Re: Poor Delete performance

From
Bill Huff
Date:
  Just for everyones information.  I removed the foreign key constraint
  that was on the table and was able to delete about 190K records in
  just over 5 seconds.  That is much more like it.  B^)

  This does appear to be an interesting *feature* with the way that
  constraints are handled.

--
Bill

On Mon, Mar 12, 2001 at 12:23:41PM -0600, Matthew wrote:
>     [snip]
>
> > This needs to be improved (if we can't get rid of the lookup completely,
> > maybe use a hash table instead of sequential scan?) but it's much too
> > late to consider fixing it for 7.1 :-(.
> >
> > Actually, though, it might be even stupider than that: it looks like
> > the queue should only be searched if the tuple being deleted was
> > inserted/modified earlier in the same transaction.  Assuming that that
> > doesn't apply to Bill's case, the only thing I can see that could be
> > causing O(N^2) behavior is the lappend() in deferredTriggerAddEvent.
> > That's simple enough that we *could* fix it for 7.1 ...
> >
>     This would be a welcome improvement.  I have for a long time noticed
> very slow delete performance when deleting a large number of records in one
> command.  I can give more detail if so desired.

--
     _____
    / ___/___       | Bill Huff / bhuff@colltech.com
   / /__  __/       | Voice: (512) 263-0770 x 262
  / /__/ /          | Fax:   (512) 263-8921
  \___/ /ollective  | Pager: 1-800-946-4646 # 1406217
      \/echnologies |------[ http://www.colltech.com ] ------

Re: Poor Delete performance

From
Tom Lane
Date:
Matthew <matt@ctlno.com> writes:
>     This would be a welcome improvement.  I have for a long time noticed
> very slow delete performance when deleting a large number of records in one
> command.  I can give more detail if so desired.

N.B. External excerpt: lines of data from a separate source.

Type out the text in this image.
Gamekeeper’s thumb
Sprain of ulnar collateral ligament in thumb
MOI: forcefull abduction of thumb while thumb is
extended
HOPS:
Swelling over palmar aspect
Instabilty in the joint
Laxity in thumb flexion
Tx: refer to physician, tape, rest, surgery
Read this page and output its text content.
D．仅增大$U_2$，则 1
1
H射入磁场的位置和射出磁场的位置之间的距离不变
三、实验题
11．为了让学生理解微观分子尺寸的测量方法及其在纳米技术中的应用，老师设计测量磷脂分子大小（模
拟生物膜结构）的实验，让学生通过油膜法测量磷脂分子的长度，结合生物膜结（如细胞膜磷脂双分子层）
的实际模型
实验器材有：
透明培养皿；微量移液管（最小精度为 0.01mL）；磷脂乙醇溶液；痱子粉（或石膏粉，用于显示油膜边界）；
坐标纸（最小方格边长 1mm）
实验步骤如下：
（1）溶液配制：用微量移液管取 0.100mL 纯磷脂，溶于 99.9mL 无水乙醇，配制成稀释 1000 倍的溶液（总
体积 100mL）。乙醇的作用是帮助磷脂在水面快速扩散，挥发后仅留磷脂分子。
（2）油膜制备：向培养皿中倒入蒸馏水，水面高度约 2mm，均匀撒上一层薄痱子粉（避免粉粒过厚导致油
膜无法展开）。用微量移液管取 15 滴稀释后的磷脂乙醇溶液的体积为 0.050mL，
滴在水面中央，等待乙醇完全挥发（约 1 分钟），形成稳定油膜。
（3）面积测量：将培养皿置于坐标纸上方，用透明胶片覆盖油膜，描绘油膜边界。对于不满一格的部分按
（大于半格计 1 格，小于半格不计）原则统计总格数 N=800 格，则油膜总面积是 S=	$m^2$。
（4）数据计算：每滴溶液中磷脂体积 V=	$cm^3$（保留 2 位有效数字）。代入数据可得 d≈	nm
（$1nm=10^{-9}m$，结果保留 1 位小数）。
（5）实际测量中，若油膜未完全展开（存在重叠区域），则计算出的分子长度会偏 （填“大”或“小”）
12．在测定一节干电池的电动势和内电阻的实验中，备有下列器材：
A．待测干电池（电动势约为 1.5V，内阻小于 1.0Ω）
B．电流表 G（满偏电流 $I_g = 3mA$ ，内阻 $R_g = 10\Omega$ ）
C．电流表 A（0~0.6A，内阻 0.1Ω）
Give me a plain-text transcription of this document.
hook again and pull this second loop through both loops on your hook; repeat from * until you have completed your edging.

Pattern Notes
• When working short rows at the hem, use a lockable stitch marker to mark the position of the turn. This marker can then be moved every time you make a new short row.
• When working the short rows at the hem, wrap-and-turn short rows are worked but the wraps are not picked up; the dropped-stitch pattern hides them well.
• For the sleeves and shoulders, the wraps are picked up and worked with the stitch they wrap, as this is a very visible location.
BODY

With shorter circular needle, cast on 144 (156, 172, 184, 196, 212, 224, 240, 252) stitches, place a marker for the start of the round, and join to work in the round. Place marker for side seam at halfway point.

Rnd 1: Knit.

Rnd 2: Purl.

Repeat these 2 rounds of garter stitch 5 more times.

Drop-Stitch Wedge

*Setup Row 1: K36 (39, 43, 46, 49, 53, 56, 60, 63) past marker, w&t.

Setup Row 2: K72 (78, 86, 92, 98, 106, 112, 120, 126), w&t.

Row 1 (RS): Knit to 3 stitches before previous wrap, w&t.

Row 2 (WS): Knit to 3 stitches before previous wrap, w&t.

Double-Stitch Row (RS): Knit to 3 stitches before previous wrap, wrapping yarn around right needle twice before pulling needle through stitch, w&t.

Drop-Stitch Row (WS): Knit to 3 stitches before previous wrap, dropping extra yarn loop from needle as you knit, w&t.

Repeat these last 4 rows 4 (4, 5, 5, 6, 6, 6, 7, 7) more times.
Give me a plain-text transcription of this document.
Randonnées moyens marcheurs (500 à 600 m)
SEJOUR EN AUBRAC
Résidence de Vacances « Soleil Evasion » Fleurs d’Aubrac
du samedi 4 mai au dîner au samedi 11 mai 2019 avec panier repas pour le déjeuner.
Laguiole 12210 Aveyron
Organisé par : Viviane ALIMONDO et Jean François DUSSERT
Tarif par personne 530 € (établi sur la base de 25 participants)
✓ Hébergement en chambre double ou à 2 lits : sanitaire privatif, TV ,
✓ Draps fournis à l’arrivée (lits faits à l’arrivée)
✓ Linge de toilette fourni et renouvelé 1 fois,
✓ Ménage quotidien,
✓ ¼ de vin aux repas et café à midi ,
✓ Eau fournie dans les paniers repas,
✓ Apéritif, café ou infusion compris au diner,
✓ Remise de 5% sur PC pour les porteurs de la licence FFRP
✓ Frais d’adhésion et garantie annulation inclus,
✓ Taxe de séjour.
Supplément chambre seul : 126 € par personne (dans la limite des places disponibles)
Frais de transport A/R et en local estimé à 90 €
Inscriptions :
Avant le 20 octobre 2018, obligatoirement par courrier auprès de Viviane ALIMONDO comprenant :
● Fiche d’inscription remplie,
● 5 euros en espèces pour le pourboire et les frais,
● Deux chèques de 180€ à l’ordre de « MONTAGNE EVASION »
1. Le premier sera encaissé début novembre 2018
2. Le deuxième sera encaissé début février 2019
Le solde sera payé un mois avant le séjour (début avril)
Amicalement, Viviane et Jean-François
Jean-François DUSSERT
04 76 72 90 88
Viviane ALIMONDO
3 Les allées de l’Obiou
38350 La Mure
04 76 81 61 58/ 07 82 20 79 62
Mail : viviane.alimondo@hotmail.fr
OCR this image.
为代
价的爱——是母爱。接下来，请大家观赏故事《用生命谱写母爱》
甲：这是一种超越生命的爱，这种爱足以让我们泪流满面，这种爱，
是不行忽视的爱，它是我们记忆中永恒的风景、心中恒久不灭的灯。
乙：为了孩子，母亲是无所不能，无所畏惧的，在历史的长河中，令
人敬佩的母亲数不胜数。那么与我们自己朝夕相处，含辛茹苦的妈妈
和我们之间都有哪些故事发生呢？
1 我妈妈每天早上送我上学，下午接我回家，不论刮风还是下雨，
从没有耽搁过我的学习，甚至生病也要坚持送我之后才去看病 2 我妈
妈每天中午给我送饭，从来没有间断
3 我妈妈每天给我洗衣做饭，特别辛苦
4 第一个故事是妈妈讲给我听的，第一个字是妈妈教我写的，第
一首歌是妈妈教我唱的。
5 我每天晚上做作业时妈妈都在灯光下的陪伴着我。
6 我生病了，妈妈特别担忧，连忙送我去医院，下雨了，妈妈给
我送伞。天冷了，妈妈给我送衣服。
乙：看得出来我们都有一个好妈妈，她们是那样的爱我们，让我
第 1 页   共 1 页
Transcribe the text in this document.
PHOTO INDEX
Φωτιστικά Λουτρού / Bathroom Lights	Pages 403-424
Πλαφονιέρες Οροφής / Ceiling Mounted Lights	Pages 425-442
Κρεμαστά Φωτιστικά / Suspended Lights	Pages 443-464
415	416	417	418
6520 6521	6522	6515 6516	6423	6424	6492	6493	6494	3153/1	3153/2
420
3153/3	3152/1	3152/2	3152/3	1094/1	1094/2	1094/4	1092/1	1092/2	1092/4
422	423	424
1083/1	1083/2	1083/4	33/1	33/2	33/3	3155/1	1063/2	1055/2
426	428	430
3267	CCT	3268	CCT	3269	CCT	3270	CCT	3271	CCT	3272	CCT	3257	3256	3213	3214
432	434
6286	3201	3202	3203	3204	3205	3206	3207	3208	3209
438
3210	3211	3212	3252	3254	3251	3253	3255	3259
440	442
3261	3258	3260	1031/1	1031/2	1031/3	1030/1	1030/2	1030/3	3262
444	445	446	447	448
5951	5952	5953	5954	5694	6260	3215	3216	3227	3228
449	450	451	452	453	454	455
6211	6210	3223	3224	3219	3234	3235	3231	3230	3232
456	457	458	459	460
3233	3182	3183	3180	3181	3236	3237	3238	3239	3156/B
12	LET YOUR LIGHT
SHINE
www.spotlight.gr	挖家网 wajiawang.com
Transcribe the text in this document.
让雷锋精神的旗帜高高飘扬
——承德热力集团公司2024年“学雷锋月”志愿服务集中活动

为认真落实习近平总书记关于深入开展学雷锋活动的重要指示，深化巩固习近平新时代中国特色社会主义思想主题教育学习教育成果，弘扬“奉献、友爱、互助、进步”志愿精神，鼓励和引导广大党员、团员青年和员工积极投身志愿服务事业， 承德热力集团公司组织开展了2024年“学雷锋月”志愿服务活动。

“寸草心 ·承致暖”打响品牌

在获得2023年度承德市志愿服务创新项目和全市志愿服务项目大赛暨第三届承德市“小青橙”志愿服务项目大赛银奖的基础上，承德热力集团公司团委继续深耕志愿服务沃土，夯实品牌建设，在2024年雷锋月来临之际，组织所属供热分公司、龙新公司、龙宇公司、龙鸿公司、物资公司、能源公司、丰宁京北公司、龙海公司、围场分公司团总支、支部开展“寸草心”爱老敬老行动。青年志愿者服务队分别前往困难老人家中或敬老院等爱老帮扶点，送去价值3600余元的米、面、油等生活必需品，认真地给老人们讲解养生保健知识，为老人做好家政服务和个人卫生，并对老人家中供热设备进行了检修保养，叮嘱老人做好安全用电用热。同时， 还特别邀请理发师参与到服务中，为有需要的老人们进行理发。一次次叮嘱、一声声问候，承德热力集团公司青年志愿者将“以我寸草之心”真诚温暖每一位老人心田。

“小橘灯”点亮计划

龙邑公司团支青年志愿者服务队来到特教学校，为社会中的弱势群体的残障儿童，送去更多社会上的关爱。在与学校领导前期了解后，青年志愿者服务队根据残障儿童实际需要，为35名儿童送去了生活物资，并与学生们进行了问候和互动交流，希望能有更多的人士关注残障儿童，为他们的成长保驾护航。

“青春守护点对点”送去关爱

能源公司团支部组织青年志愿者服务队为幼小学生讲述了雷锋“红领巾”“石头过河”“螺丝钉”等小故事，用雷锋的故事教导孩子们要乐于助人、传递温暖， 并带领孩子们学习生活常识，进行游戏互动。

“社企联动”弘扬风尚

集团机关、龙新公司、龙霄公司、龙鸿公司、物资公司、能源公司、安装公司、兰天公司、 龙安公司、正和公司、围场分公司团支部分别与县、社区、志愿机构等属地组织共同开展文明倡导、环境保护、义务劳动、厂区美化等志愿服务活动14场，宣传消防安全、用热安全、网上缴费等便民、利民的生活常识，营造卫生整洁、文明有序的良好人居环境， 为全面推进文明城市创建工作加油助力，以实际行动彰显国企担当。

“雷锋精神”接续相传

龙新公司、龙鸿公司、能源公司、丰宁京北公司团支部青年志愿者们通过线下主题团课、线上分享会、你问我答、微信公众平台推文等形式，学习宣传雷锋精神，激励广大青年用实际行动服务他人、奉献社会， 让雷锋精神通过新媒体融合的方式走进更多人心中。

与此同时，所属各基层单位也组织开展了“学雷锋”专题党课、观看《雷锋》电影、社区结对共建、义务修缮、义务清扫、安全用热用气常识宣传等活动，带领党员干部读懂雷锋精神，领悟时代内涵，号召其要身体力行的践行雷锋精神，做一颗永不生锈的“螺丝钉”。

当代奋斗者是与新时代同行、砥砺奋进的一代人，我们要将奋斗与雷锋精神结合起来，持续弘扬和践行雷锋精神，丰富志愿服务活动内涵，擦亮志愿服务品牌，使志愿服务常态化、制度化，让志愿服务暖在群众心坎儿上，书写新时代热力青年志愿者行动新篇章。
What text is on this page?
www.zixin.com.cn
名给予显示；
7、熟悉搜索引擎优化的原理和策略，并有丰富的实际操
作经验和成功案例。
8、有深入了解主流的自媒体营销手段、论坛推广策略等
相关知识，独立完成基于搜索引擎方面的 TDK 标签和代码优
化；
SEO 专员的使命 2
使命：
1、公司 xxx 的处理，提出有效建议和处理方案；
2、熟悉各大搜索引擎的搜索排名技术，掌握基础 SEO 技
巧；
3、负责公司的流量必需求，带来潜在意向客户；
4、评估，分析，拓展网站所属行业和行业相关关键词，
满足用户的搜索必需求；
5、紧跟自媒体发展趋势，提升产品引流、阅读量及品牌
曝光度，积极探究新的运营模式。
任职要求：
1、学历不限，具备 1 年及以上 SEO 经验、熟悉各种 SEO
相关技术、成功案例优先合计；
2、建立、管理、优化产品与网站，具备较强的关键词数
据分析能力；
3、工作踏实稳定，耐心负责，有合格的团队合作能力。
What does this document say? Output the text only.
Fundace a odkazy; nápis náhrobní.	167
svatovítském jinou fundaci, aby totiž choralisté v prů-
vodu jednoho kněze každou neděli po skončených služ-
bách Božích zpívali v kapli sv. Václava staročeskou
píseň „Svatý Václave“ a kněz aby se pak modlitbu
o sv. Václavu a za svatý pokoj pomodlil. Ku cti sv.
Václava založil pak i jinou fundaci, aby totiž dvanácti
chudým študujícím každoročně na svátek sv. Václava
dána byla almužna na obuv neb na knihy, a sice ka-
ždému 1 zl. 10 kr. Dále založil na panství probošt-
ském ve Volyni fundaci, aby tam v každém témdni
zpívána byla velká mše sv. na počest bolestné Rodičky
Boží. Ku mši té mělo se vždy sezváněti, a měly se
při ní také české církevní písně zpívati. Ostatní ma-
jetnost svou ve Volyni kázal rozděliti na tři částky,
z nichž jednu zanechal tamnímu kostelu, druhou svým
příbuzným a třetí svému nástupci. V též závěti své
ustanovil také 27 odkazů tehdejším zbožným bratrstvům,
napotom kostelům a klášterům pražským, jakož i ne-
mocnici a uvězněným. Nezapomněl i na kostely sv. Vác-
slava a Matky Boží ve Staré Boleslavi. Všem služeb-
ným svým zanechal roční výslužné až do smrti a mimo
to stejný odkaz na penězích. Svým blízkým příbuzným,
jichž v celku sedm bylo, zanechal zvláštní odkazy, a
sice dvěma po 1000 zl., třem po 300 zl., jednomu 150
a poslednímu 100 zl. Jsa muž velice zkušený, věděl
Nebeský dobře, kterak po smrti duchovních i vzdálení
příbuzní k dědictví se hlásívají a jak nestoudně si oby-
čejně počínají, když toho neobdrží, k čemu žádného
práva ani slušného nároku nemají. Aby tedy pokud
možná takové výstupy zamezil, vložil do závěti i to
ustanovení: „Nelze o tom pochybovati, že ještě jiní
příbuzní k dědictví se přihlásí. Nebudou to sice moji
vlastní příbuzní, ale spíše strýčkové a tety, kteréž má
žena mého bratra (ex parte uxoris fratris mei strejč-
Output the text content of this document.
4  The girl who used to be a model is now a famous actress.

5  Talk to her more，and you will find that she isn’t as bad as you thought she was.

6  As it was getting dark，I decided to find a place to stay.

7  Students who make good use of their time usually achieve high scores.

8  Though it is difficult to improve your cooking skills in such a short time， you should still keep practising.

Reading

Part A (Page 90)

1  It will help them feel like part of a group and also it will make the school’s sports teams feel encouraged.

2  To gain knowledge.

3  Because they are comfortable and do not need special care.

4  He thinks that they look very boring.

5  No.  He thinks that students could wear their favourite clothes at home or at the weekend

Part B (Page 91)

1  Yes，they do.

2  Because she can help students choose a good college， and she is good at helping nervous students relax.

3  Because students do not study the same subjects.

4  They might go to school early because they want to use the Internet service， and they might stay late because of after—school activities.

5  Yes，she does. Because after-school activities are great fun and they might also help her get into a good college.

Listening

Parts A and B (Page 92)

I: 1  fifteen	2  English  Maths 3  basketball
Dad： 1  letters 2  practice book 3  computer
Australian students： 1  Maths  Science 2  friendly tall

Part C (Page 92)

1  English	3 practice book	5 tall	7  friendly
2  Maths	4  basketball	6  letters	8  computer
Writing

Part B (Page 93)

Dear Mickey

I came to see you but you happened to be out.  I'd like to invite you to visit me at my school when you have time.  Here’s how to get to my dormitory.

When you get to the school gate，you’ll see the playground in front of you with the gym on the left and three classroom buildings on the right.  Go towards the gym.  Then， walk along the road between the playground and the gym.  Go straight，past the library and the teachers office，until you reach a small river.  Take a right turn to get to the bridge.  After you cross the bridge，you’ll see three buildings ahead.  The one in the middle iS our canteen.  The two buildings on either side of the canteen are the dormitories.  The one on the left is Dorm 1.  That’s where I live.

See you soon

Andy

Is this in a table that contains foreign key references?  (Or, more
generally, has any AFTER UPDATE or AFTER DELETE triggers?)

            regards, tom lane

Re: Poor Delete performance

From
Tom Lane
Date:
I've applied a patch for this problem to current sources.  The
improvement was more than I expected --- a test case involving
deleting 80000 tuples from a foreign-key-referencing table dropped
from ~15min to ~8sec.  Insertion of a large number of tuples in one
transaction sped up quite a bit too.

If you are in a hurry for a fix, you could probably adapt the diff
to 7.0.3 sources:
http://www.postgresql.org/cgi/cvsweb.cgi/pgsql/src/backend/commands/trigger.c.diff?r1=1.86&r2=1.87&f=c

            regards, tom lane